A disease in your liver — such as hepatitis or cirrhosis — could stop the production of an important protein called albumin.
Without enough albumin, too much fluid can leak out of your blood vessels and into your surrounding tissues. Your ankles, feet, hands, and face can swell as a result.
Your kidneys remove waste products from your body by filtering out toxins and excess minerals like sodium.
When your kidneys aren’t functioning properly, too much water and sodium are left in your blood vessels, and the pressure inside the vessels rises. Your ankles and feet are likely to start swelling, as well as the area around your eyes.
Foot and ankle swelling are common during pregnancy, especially during the last trimester.
Your body’s hormone levels, the efficiency of your veins, and fluid retention are all affected by pregnancy. It’s important to talk to your doctor about foot swelling, especially if it’s sudden and accompanied by:
- severe headache
- difficulty breathing
These symptoms plus swollen feet can be a symptom of preeclampsia, which leads to dangerously high blood pressure.
Ankle swelling is a side effect of some medications, including:
- blood pressure medications (calcium channel blockers and ACE inhibitors)
- diabetes medications
- estrogen in birth control pills and hormone replacement therapy
- antidepressants (including MAO inhibitors and tricyclics)
- anti-inflammatory medications (like NSAIDs)
If your ankles are swollen because of a medical condition, talk to your doctor about the best plan for reducing the swelling. You can also consider these options:
- Cut down on sodium in your diet, which can cause fluid retention.
- Do calf exercises to strengthen your ankles and boost muscle in your calves.
- Elevate your feet.
- Break up long periods of sitting with movement.
Your ankles are a marvel of nature: complex, strong, and flexible. Genetics largely determine the size of your ankles, but some health conditions can cause them to swell.
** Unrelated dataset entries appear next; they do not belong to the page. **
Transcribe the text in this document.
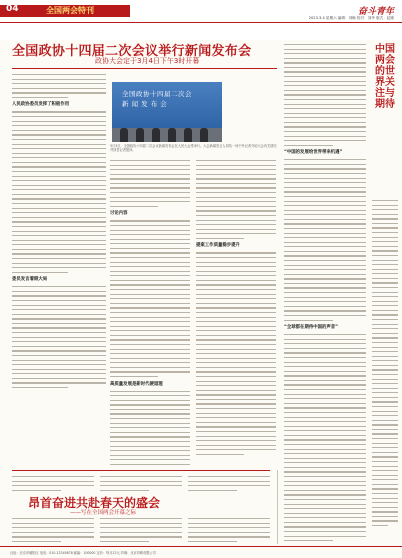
04	全国两会特刊	奋斗青年
2023.3.4 星期六 编辑：刘畅 校对：刘华 版式：赵刚
全国政协十四届二次会议举行新闻发布会
政协大会定于3月4日下午3时开幕
人民政协委员发挥了积极作用
委员发言着眼大局
全国政协十四届二次会
新 闻 发 布 会
3月3日，全国政协十四届二次会议新闻发布会在人民大会堂举行。大会新闻发言人刘结一向中外记者介绍大会有关情况并回答记者提问。
讨论内容
高质量发展是新时代硬道理
提案工作质量稳步提升
“中国的发展给世界带来机遇”
“全球都在期待中国的声音”
中国两会的世界关注与期待
昂首奋进共赴春天的盛会
——写在全国两会开幕之际
社址：北京市朝阳区 电话：010-12345678 邮编：100000 定价：每月12元 印刷：北京印刷有限公司
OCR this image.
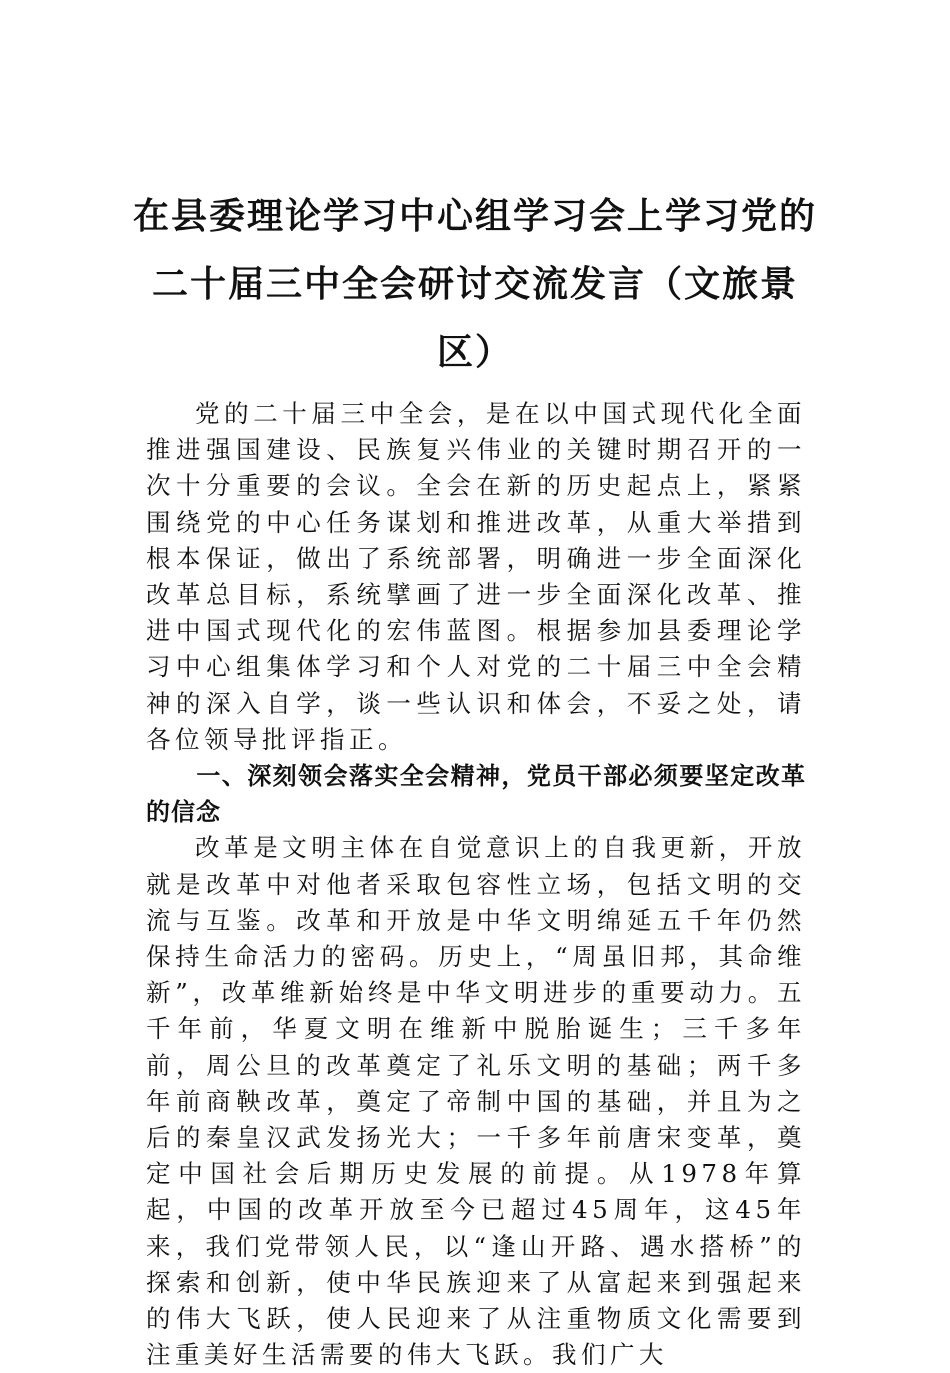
在县委理论学习中心组学习会上学习党的
二十届三中全会研讨交流发言（文旅景
区）

党的二十届三中全会，是在以中国式现代化全面推进强国建设、民族复兴伟业的关键时期召开的一次十分重要的会议。全会在新的历史起点上，紧紧围绕党的中心任务谋划和推进改革，从重大举措到根本保证，做出了系统部署，明确进一步全面深化改革总目标，系统擘画了进一步全面深化改革、推进中国式现代化的宏伟蓝图。根据参加县委理论学习中心组集体学习和个人对党的二十届三中全会精神的深入自学，谈一些认识和体会，不妥之处，请各位领导批评指正。

一、深刻领会落实全会精神，党员干部必须要坚定改革的信念

改革是文明主体在自觉意识上的自我更新，开放就是改革中对他者采取包容性立场，包括文明的交流与互鉴。改革和开放是中华文明绵延五千年仍然保持生命活力的密码。历史上，“周虽旧邦，其命维新”，改革维新始终是中华文明进步的重要动力。五千年前，华夏文明在维新中脱胎诞生；三千多年前，周公旦的改革奠定了礼乐文明的基础；两千多年前商鞅改革，奠定了帝制中国的基础，并且为之后的秦皇汉武发扬光大；一千多年前唐宋变革，奠定中国社会后期历史发展的前提。从1978年算起，中国的改革开放至今已超过45周年，这45年来，我们党带领人民，以“逢山开路、遇水搭桥”的探索和创新，使中华民族迎来了从富起来到强起来的伟大飞跃，使人民迎来了从注重物质文化需要到注重美好生活需要的伟大飞跃。我们广大
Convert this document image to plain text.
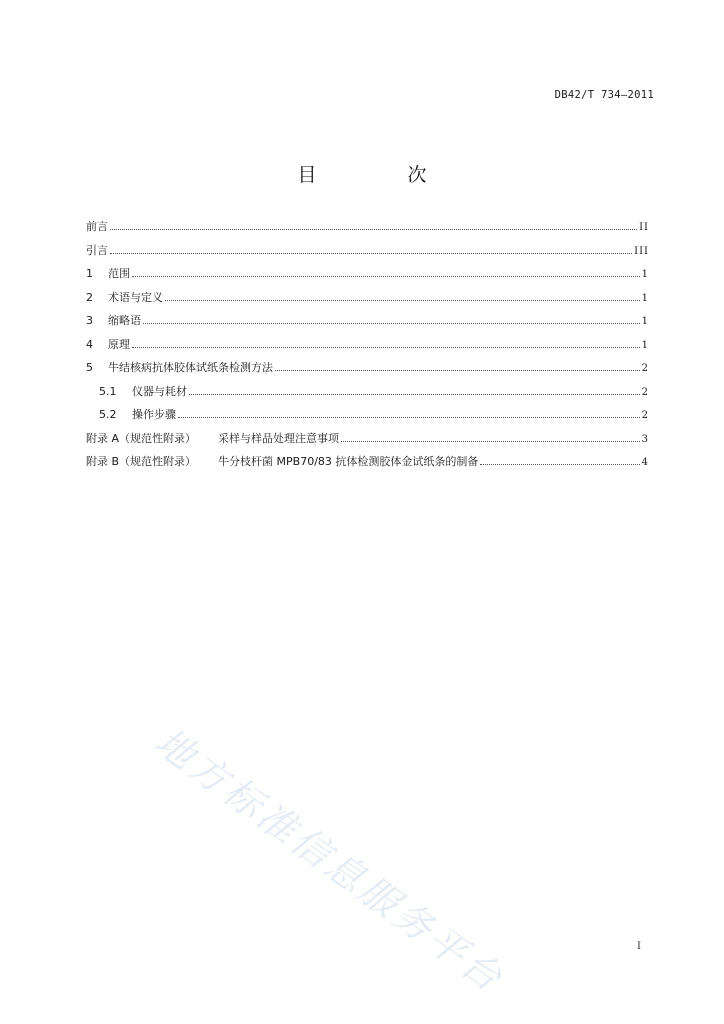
DB42/T 734—2011
目　次
前言	II
引言	III
1	范围	1
2	术语与定义	1
3	缩略语	1
4	原理	1
5	牛结核病抗体胶体试纸条检测方法	2
5.1	仪器与耗材	2
5.2	操作步骤	2
附录 A（规范性附录） 采样与样品处理注意事项	3
附录 B（规范性附录） 牛分枝杆菌 MPB70/83 抗体检测胶体金试纸条的制备	4
地方标准信息服务平台	I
Seek immediate medical attention if you notice sudden swelling, especially when it only occurs on one side of your body, or the swelling is accompanied by difficulty breathing or a quickened heart. These are signs of a potentially life threatening condition.
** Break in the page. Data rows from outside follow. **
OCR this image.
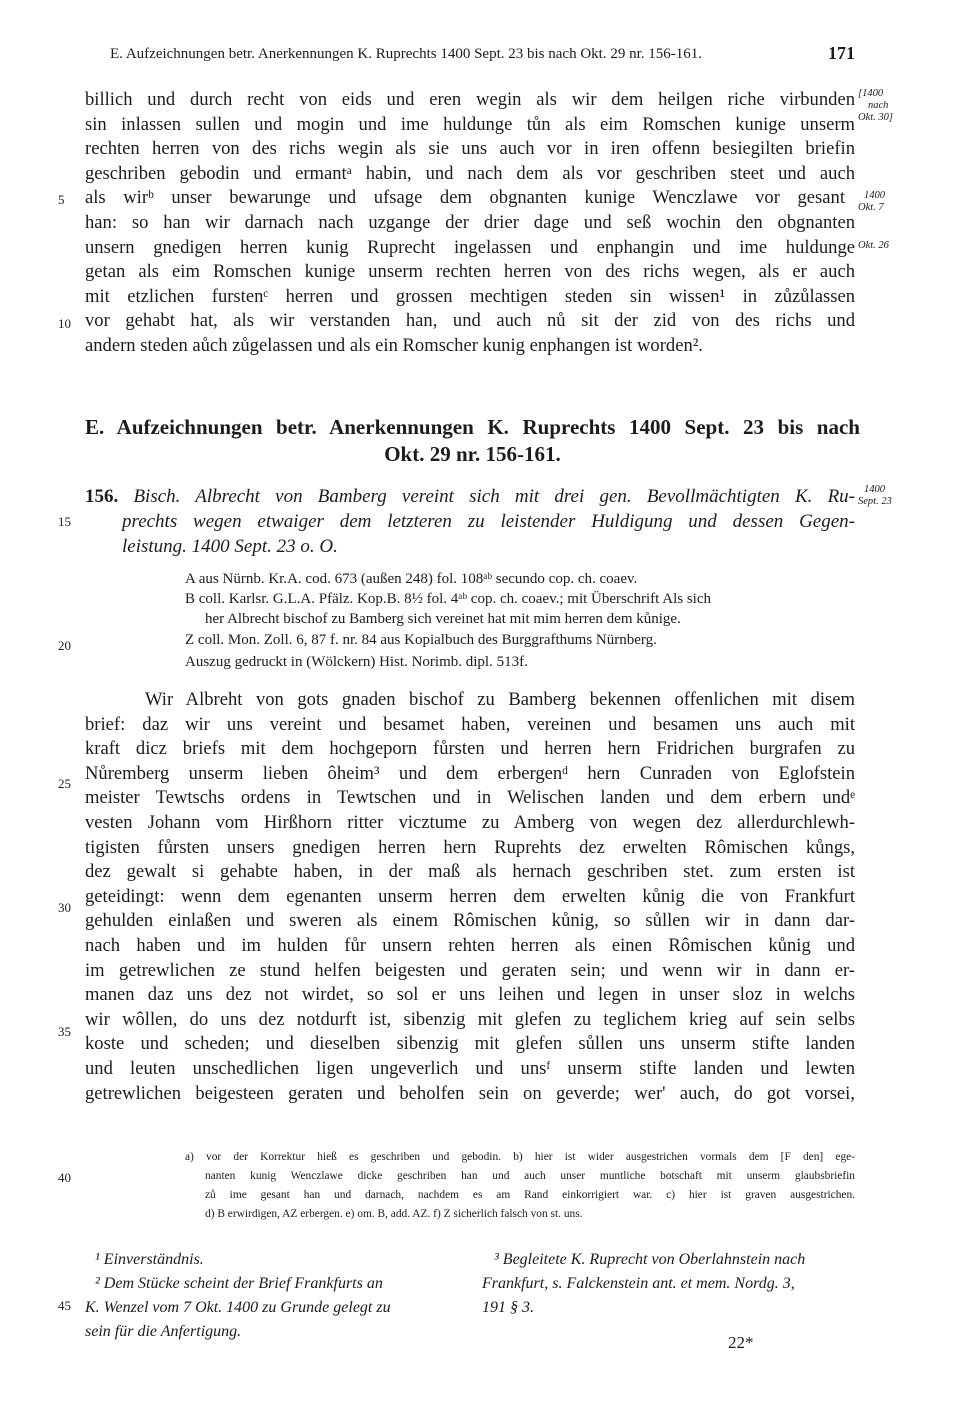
E. Aufzeichnungen betr. Anerkennungen K. Ruprechts 1400 Sept. 23 bis nach Okt. 29 nr. 156-161.	171
billich und durch recht von eids und eren wegin als wir dem heilgen riche virbunden
sin inlassen sullen und mogin und ime huldunge tůn als eim Romschen kunige unserm
rechten herren von des richs wegin als sie uns auch vor in iren offenn besiegilten briefin
geschriben gebodin und ermantᵃ habin, und nach dem als vor geschriben steet und auch
als wirᵇ unser bewarunge und ufsage dem obgnanten kunige Wenczlawe vor gesant
han: so han wir darnach nach uzgange der drier dage und seß wochin den obgnanten
unsern gnedigen herren kunig Ruprecht ingelassen und enphangin und ime huldunge
getan als eim Romschen kunige unserm rechten herren von des richs wegen, als er auch
mit etzlichen furstenᶜ herren und grossen mechtigen steden sin wissen¹ in zůzůlassen
vor gehabt hat, als wir verstanden han, und auch nů sit der zid von des richs und
andern steden aůch zůgelassen und als ein Romscher kunig enphangen ist worden².
5
10
[1400
nach
Okt. 30]
1400
Okt. 7
Okt. 26
1400
Sept. 23
E. Aufzeichnungen betr. Anerkennungen K. Ruprechts 1400 Sept. 23 bis nach
Okt. 29 nr. 156-161.
156. Bisch. Albrecht von Bamberg vereint sich mit drei gen. Bevollmächtigten K. Ru-
prechts wegen etwaiger dem letzteren zu leistender Huldigung und dessen Gegen-
leistung. 1400 Sept. 23 o. O.
15
A aus Nürnb. Kr.A. cod. 673 (außen 248) fol. 108ᵃᵇ secundo cop. ch. coaev.
B coll. Karlsr. G.L.A. Pfälz. Kop.B. 8½ fol. 4ᵃᵇ cop. ch. coaev.; mit Überschrift Als sich
her Albrecht bischof zu Bamberg sich vereinet hat mit mim herren dem kůnige.
Z coll. Mon. Zoll. 6, 87 f. nr. 84 aus Kopialbuch des Burggrafthums Nürnberg.
Auszug gedruckt in (Wölckern) Hist. Norimb. dipl. 513f.
20
Wir Albreht von gots gnaden bischof zu Bamberg bekennen offenlichen mit disem
brief: daz wir uns vereint und besamet haben, vereinen und besamen uns auch mit
kraft dicz briefs mit dem hochgeporn fůrsten und herren hern Fridrichen burgrafen zu
Nůremberg unserm lieben ôheim³ und dem erbergenᵈ hern Cunraden von Eglofstein
meister Tewtschs ordens in Tewtschen und in Welischen landen und dem erbern undᵉ
vesten Johann vom Hirßhorn ritter vicztume zu Amberg von wegen dez allerdurchlewh-
tigisten fůrsten unsers gnedigen herren hern Ruprehts dez erwelten Rômischen kůngs,
dez gewalt si gehabte haben, in der maß als hernach geschriben stet. zum ersten ist
geteidingt: wenn dem egenanten unserm herren dem erwelten kůnig die von Frankfurt
gehulden einlaßen und sweren als einem Rômischen kůnig, so sůllen wir in dann dar-
nach haben und im hulden fůr unsern rehten herren als einen Rômischen kůnig und
im getrewlichen ze stund helfen beigesten und geraten sein; und wenn wir in dann er-
manen daz uns dez not wirdet, so sol er uns leihen und legen in unser sloz in welchs
wir wôllen, do uns dez notdurft ist, sibenzig mit glefen zu teglichem krieg auf sein selbs
koste und scheden; und dieselben sibenzig mit glefen sůllen uns unserm stifte landen
und leuten unschedlichen ligen ungeverlich und unsᶠ unserm stifte landen und lewten
getrewlichen beigesteen geraten und beholfen sein on geverde; wer' auch, do got vorsei,
25
30
35
a) vor der Korrektur hieß es geschriben und gebodin. b) hier ist wider ausgestrichen vormals dem [F den] ege-
nanten kunig Wenczlawe dicke geschriben han und auch unser muntliche botschaft mit unserm glaubsbriefin
zů ime gesant han und darnach, nachdem es am Rand einkorrigiert war. c) hier ist graven ausgestrichen.
d) B erwirdigen, AZ erbergen. e) om. B, add. AZ. f) Z sicherlich falsch von st. uns.
40
¹ Einverständnis.
² Dem Stücke scheint der Brief Frankfurts an
K. Wenzel vom 7 Okt. 1400 zu Grunde gelegt zu
sein für die Anfertigung.
³ Begleitete K. Ruprecht von Oberlahnstein nach
Frankfurt, s. Falckenstein ant. et mem. Nordg. 3,
191 § 3.
45
22*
If your ankle size concerns you, consider making some lifestyle changes. You can exercise, reduce your dietary sodium, increase your fluid intake, or prop up your ankles to reduce any swelling. You can also talk to your doctor to see whether surgical options are appropriate.
But if no underlying health condition is causing your larger ankles, it may be best to simply accept them as a strength, not something to fix.